Guest post from ELE regarding equality in the boardroom.
A progress report from Cranfield School of Management, published 18 months after Lord Davies’ review into women on boards, has revealed some encouraging developments.
The report found that the number of women recruited to the boardrooms of the UK’s largest companies has increased, and there has been a notable commitment by business to remove the obstacles preventing women making it to the boardroom.
Signs of progress
Cranfield School of Management was asked by the Government to review the progress of the recommendations made in the Lord Davies Women on Boards report, which was published in March 2011.
The first monitoring report was published in October 2011. The second report, which has now been published, reveals that:
- Women now account for 17.4% of FTSE 100 and 12.0% of FTSE 250 board positions.
- Ninety-two FTSE 100 companies and 170 FTSE 250 companies now have at least one woman on their board.
- The percentage of new appointments going to women in both the FTSE 100 and FTSE 250 companies has risen, with 44.1% for FTSE 100 and 36.4% for FTSE 250.
No growth in number of female executive directors
The news isn’t all positive, however, as co-author of the report, Professor Susan Vinnicombe OBE, pointed out.
“The overall increase in female directors is positive,” she said, “but it does disguise the fact that the number of female executive directors has remained static, which is a cause for concern.

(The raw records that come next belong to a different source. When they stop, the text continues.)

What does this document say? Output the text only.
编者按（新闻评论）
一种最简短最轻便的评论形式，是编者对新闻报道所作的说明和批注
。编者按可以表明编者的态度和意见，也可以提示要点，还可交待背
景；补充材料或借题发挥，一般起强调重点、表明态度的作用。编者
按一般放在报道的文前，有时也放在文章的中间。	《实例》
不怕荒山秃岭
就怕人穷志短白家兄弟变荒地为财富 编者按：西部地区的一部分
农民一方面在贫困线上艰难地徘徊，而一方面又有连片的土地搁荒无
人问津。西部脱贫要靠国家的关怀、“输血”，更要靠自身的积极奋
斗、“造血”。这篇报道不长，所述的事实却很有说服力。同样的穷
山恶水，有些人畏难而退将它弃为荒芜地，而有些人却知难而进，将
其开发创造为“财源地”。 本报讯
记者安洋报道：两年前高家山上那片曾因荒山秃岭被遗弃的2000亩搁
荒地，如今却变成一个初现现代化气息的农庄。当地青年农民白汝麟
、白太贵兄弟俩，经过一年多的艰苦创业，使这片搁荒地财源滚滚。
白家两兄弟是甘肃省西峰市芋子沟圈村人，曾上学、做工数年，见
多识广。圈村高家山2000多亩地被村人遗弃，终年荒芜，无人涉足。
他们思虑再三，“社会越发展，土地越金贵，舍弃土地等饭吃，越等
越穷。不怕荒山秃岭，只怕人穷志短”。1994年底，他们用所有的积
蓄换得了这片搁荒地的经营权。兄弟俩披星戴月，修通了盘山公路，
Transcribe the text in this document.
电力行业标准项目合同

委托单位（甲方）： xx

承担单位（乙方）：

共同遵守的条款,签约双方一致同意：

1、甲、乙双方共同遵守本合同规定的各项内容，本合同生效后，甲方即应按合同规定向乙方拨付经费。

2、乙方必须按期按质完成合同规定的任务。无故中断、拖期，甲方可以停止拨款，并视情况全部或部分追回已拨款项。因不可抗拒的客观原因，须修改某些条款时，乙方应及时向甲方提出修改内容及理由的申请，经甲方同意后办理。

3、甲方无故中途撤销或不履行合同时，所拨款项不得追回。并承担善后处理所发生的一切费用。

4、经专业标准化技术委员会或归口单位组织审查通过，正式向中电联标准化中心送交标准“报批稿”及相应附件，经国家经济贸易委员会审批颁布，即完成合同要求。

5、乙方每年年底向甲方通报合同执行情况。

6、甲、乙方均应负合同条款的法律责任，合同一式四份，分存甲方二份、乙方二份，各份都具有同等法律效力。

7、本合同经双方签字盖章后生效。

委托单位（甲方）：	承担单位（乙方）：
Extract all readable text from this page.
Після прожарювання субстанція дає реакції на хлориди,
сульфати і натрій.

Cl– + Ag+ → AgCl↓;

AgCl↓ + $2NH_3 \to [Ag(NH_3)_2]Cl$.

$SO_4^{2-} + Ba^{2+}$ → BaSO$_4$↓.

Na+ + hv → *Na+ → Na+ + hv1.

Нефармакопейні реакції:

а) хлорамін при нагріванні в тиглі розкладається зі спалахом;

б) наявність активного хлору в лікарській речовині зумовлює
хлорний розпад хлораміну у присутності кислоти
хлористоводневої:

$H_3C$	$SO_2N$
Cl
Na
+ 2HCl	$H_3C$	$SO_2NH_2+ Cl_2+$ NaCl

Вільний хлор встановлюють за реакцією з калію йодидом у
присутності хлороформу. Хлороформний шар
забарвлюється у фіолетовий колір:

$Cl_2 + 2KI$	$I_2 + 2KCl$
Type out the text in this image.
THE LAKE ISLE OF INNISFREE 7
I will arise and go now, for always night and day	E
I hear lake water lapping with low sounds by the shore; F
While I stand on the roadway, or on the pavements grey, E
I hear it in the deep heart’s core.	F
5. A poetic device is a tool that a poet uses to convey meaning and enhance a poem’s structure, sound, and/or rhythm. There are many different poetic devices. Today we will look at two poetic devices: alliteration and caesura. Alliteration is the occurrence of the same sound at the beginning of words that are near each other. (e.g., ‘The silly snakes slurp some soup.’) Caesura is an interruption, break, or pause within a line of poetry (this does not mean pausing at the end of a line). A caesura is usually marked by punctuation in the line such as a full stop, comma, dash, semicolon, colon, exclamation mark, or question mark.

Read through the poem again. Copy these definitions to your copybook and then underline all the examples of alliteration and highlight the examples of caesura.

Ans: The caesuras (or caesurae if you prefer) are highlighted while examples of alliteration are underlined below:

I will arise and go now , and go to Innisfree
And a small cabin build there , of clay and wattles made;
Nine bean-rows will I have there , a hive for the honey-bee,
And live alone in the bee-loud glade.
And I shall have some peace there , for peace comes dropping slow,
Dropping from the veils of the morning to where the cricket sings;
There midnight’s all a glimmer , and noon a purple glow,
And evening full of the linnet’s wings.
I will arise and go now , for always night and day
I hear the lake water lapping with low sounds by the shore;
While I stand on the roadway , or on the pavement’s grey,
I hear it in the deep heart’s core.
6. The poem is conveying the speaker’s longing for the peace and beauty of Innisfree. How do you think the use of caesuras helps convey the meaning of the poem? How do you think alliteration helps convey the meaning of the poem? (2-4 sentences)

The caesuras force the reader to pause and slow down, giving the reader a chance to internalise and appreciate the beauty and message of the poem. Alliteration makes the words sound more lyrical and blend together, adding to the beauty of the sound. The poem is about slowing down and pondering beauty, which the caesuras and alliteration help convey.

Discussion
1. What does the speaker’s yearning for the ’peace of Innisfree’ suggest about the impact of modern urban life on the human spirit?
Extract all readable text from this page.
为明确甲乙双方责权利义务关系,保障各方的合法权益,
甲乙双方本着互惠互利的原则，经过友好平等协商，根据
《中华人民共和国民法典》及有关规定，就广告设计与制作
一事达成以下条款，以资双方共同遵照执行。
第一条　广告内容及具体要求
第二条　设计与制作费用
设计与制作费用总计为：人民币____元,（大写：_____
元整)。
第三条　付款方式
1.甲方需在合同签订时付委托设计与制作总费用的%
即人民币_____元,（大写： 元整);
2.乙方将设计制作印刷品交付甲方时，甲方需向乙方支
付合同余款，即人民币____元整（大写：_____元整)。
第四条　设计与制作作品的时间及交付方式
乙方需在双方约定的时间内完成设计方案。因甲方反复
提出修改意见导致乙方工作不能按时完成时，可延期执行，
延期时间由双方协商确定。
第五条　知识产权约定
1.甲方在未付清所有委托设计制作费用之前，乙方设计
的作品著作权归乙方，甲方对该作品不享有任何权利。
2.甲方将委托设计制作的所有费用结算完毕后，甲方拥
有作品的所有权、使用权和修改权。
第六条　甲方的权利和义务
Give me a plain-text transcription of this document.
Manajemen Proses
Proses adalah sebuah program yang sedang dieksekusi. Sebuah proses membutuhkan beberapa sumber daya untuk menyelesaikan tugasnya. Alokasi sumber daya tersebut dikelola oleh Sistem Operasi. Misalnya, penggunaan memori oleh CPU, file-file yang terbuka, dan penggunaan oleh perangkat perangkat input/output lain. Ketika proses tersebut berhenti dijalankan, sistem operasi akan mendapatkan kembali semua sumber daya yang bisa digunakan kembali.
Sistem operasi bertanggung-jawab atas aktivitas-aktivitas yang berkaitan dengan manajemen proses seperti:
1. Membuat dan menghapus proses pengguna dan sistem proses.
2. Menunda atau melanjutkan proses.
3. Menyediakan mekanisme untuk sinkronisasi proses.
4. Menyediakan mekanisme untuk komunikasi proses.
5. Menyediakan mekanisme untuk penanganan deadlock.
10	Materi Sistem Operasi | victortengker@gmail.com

In the twelve months to September 2012, there were 22 executive directors appointed and not one went to a woman.”
“Businesses must do more to identify and develop talented individuals within their organisations for executive directorships,” she explained. “Growing the talent pipeline needs to be at the top of the agenda in every boardroom. For companies to progress and compete they must have the best talent at the highest level and encourage all women to fulfil their potential.”
The progress report also reviews which FTSE 100 companies have become ‘early adopters’ of the recommendations set out last year by the UK Corporate Governance Code. FTSE 100 companies were encouraged to report their policy on boardroom diversity and report on the progress they make against any measurable objectives they have set themselves.
According to report co-author Dr Ruth Sealy, an encouraging 60% of the 92 reports analysed had a clear diversity policy, giving rise to hopes that a culture change is beginning to take place.
Forty-seven percent of the company reports demonstrated clear policies or measures specifically aimed at increasing women in senior management positions, and 18% of companies stated measurable objectives.
“The fact that a significant percentage of FTSE 100 companies already have clear diversity policies and have set and disclosed targets shows we have come a long way. This proves that the UK’s voluntary, business-led approach is having a positive impact. There is still a long way to go but the culture of the boardroom is changing,” said Dr Sealy
Headhunters to support gender equality
In a further move to encourage gender equality at a senior level, Business Secretary Vince Cable has recently urged all executive search firms to publish the numbers of men versus women they place in senior positions.
According to the Business Secretary, this emphasis on transparency will help highlight those firms that are going the extra mile to find high calibre female candidates and tackle gender imbalance in UK companies.